The Canadian Eskimo Dog has lived in one of the harshest climates on Earth for thousands of years. Brought over by the Thule Inuit, the breed thrived in the Canadian North due to its dense coat and sharp hunting skills. Essential to most aspects of traditional Arctic life, the Canadian Eskimo Dog is an eager hunter, mode of transportation and companion for the Inuit people. They, in return, called their partner and friend, Qimmiq, meaning "dog".
Most happy and satisfied when working, the Canadian Eskimo Dog is one of the strongest pull animals in the world. A hardy sled dog, it can pull up to twice its weight for over 70 km per day. This exceptional strength coupled with the ability to flourish in fantastic surroundings make the Canadian Eskimo Dog one of Canada's great breeds. Northern legends have it pulling large sleds for days on end with little food, finding the way home in blinding snow from memory, and hunting for seal holes in the ice while holding large predators, like polar bears, at a distance.
While this all may seem extraordinary, many of these legends are true. Arctic Explorers, like Sir Robert Peary, used the Canadian Eskimo Dog on their expeditions. Evidence can be found in his personal effects crediting the intelligence and strength of the dog for the group's survival. Peary wrote that "it is an absolute certainty that the North Pole would still be undiscovered but for the Eskimo Dog."
The Canadian Eskimo Dog is a marvel of survival. It uses its keen eyesight, endurance, and great strength to compete in a bleak and harsh environment. The breed has a strong immune system and phenomenal memory. It is easy to train and a loyal companion.
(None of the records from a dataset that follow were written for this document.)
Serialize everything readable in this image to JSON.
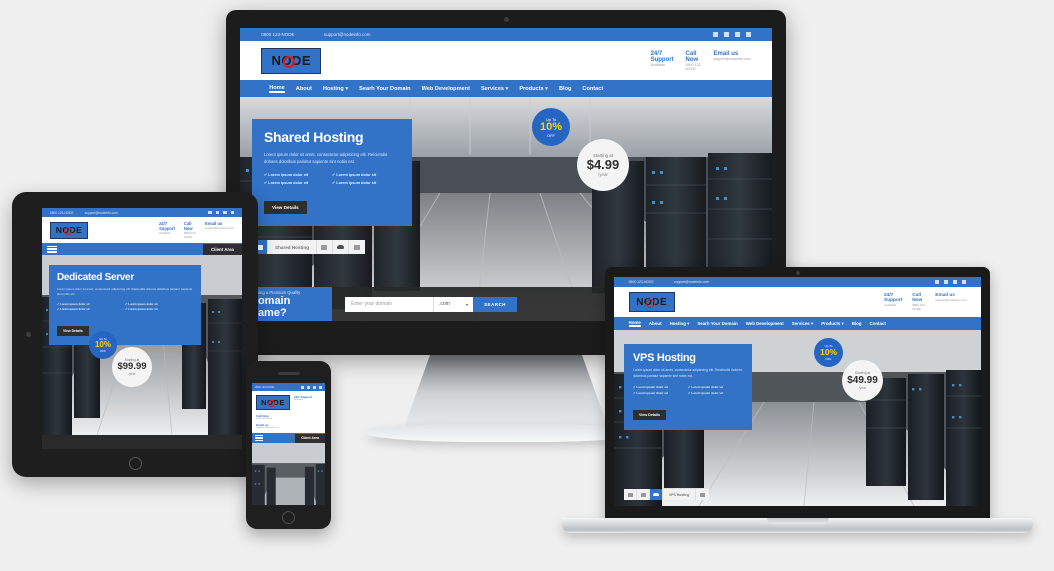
{
  "page": {
    "background": "#efefef",
    "accent": "#3273c8",
    "accent_dark": "#2566c2",
    "dark": "#2f2f2f"
  },
  "site": {
    "topbar": {
      "phone": "0800 123-NODE",
      "email": "support@nodeinfo.com",
      "social": [
        "facebook-icon",
        "twitter-icon",
        "googleplus-icon",
        "linkedin-icon"
      ]
    },
    "logo": {
      "text": "NODE"
    },
    "contacts": [
      {
        "title": "24/7 Support",
        "sub": "Available"
      },
      {
        "title": "Call Now",
        "sub": "0800 123-NODE"
      },
      {
        "title": "Email us",
        "sub": "support@nodeinfo.com"
      }
    ],
    "nav": [
      {
        "label": "Home",
        "caret": "",
        "active": true
      },
      {
        "label": "About",
        "caret": ""
      },
      {
        "label": "Hosting",
        "caret": "▾"
      },
      {
        "label": "Searh Your Domain",
        "caret": ""
      },
      {
        "label": "Web Development",
        "caret": ""
      },
      {
        "label": "Services",
        "caret": "▾"
      },
      {
        "label": "Products",
        "caret": "▾"
      },
      {
        "label": "Blog",
        "caret": ""
      },
      {
        "label": "Contact",
        "caret": ""
      }
    ],
    "mobile_nav": {
      "menu_icon": "hamburger-icon",
      "client_area": "Client Area"
    },
    "hero_body": "Lorem ipsum dolor sit amet, consectetur adipisicing elit. Reiciendis dolores doloribus pariatur sapiente sint nobis est.",
    "features": [
      "Lorem ipsum dolor sit",
      "Lorem ipsum dolor sit",
      "Lorem ipsum dolor sit",
      "Lorem ipsum dolor sit"
    ],
    "cta": "View Details",
    "offer": {
      "top": "Up To",
      "big": "10%",
      "bottom": "OFF"
    },
    "price_label": "Starting at",
    "price_period": "/year",
    "tabs": [
      {
        "icon": "server-icon",
        "label": ""
      },
      {
        "icon": "shared-hosting-icon",
        "label": "Shared Hosting"
      },
      {
        "icon": "briefcase-icon",
        "label": ""
      },
      {
        "icon": "cloud-icon",
        "label": ""
      },
      {
        "icon": "window-icon",
        "label": ""
      }
    ],
    "domain_search": {
      "kicker": "Looking a Premium Quality",
      "headline": "Domain Name?",
      "placeholder": "Enter your domain",
      "tld": ".com",
      "button": "SEARCH"
    }
  },
  "devices": {
    "monitor": {
      "name": "desktop-monitor",
      "heading": "Shared Hosting",
      "price": "$4.99",
      "active_tab": "Shared Hosting"
    },
    "laptop": {
      "name": "laptop",
      "heading": "VPS Hosting",
      "price": "$49.99",
      "active_tab": "VPS Hosting"
    },
    "tablet": {
      "name": "tablet",
      "heading": "Dedicated Server",
      "price": "$99.99",
      "active_tab": ""
    },
    "phone": {
      "name": "smartphone",
      "heading": "",
      "price": "",
      "active_tab": ""
    }
  }
}
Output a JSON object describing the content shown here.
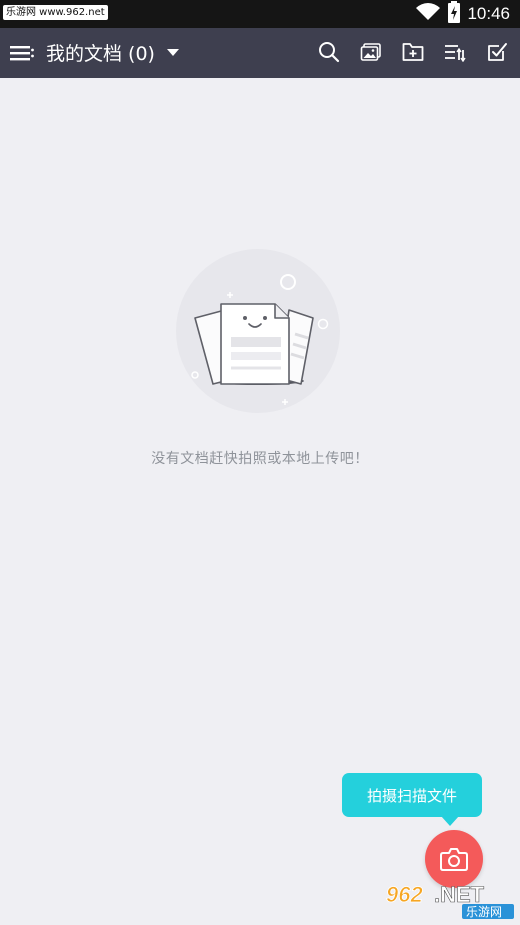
{
  "statusbar": {
    "watermark": "乐游网 www.962.net",
    "time": "10:46",
    "icons": [
      "wifi-icon",
      "battery-charging-icon"
    ]
  },
  "appbar": {
    "title": "我的文档 (0)",
    "menu_icon": "menu-icon",
    "dropdown_icon": "caret-down-icon",
    "actions": [
      "search-icon",
      "image-import-icon",
      "new-folder-icon",
      "sort-icon",
      "select-check-icon"
    ]
  },
  "content": {
    "empty_message": "没有文档赶快拍照或本地上传吧！"
  },
  "fab": {
    "tooltip": "拍摄扫描文件",
    "icon": "camera-icon"
  },
  "watermark_bottom": {
    "logo": "962.NET",
    "text": "乐游网"
  },
  "colors": {
    "statusbar": "#151515",
    "appbar": "#3e3f4f",
    "background": "#efeff3",
    "tooltip": "#24d0dc",
    "fab": "#f45a5a",
    "empty_text": "#8f939a"
  }
}
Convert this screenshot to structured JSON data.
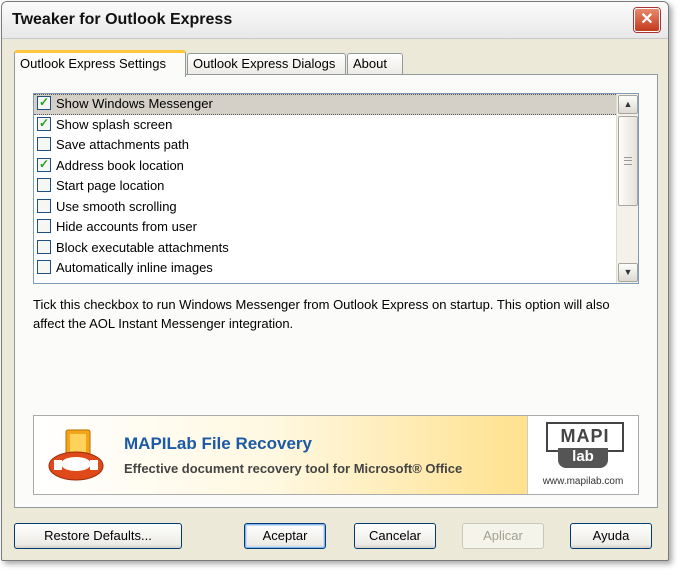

Despite its great bravery and strength, the breed tends to be playful and submissive.
For over 2000 years, the Canadian Eskimo Dog was fed a marine based diet, which is very high in long chain Omega-3 fatty acids like DPA and EPA. Studies have demonstrated that long chain Omega-3 fatty acids nourish the cellular membrane. Omega-3, therefore, has the potential to impact neurological functioning, eyesight, and the cardiovascular system. Some of the great strength, endurance, and memory of this dog could be credited to its fish-rich diet, just as many of its skills are a result of its long association with the north. The Canadian Eskimo Dog is a product of its environment and is an amazing example of evolution.
However, as southern technology advanced north, the traditional partnership between the Canadian Eskimo Dog and the Inuit quickly evaporated. Snowmobiles replaced the sled dog in most of the Northern Hemisphere. A working dog, the Canadian Eskimo Dog instantly felt the effects. Without work to perform, many of the sled teams were abandoned or shot. In 1950, there were over 20,000 dogs. This number sharply declined in the next few decades until there were fewer than 200 purebred dogs left.
In the early 1970s, the Canadian Kennel Club in association with the Canadian Government helped fund a project run John McGrath. The Canadian Eskimo Dog Research Foundation (CEDRF) pledged to save this great dog from its looming extinction. In 1986, the project registered its first dogs with the Canadian Kennel Club. However, the numbers of registered Canadian Eskimo Dogs are still very low. Currently, there are less than 400 dogs left in Canada.
What a travesty considering the uniqueness of this breed. Several foundations have been established to help save the breed permanently. With more education and funds, the Canadian Eskimo Dog does not have to be a great working dog of the past. Rather it can be a dog for the future. The Canadian Eskimo Dog is a proud breed with a long heritage as one of five indigenous breeds to Canada. The Canadian government has commemorated the place the breed holds in Canadian history and Arctic exploration with a stamp (1988) and a fifty-cent piece (1997).